My DD1 is at the other secondary school I mentioned, so we faced the postcode lottery and won - so glad I put it first Grin

3asAbird · 11/12/2013 19:36

Marmite im putting it as no 2 on list.

will be different to senior admissions as no test or fair banding.

will just be random selection everyone who applies providing they live in city postode so huge area.
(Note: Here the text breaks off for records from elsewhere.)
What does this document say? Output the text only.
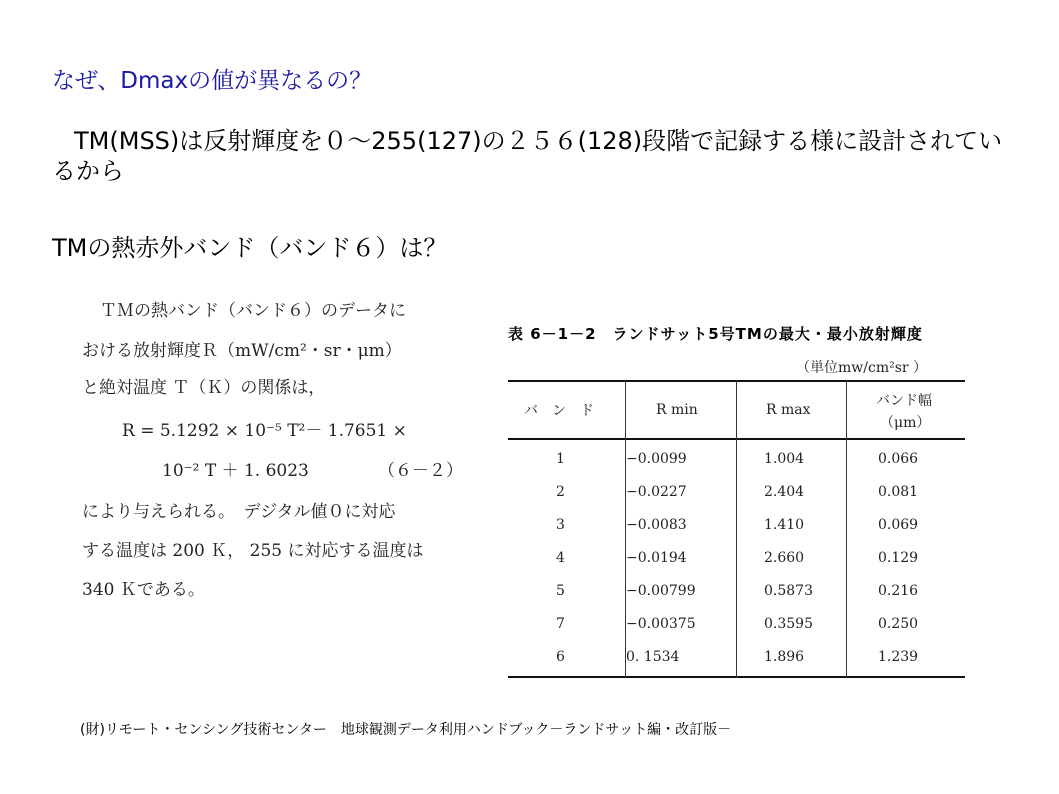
なぜ、Dmaxの値が異なるの？
TM(MSS)は反射輝度を０～255(127)の２５６(128)段階で記録する様に設計されているから
TMの熱赤外バンド（バンド６）は？
ＴＭの熱バンド（バンド６）のデータに
おける放射輝度Ｒ（mW/cm²・sr・μm）
と絶対温度 Ｔ（Ｋ）の関係は，
R = 5.1292 × 10⁻⁵ T²－ 1.7651 ×
10⁻² T ＋ 1. 6023	（６－２）
により与えられる。　デジタル値０に対応
する温度は 200 Ｋ， 255 に対応する温度は
340 Ｋである。
表 6－1－2　ランドサット5号TMの最大・最小放射輝度
（単位mw/cm²sr ）
バ　ン　ド	R min	R max
バンド幅
（μm）
1	−0.0099	1.004	0.066
2	−0.0227	2.404	0.081
3	−0.0083	1.410	0.069
4	−0.0194	2.660	0.129
5	−0.00799	0.5873	0.216
7	−0.00375	0.3595	0.250
6	0. 1534	1.896	1.239
(財)リモート・センシング技術センター　地球観測データ利用ハンドブック－ランドサット編・改訂版－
Bristol council are saying theres shortages in that ward yet the new free school wont address that and theres bad feeling about it moving to ground floor of libary.

The reason it tempts me is gives dd2 a school from age 5-18 and her younger sibling whos boy sibling link so then just have to worry about eldests senior application in few years time.

But i know its random no control. not sure if fairer than catchment as it takes wealth out of equation but will cost me to commute.

free schools wont make huge difference as so few places in random locations.

Theres bristol steiner had go ahead but no location or admissions details yet.

I looked round the school yesetrday liked it but still felt independent/niche with state funding.

also will make both girls and choir school much harder get into as be more sibling links/priority.Whih will make the schools more closed and harder to get into.

Will look both for eldests but dont want risk putting 2lottery schools down.really think they should count as additional choice.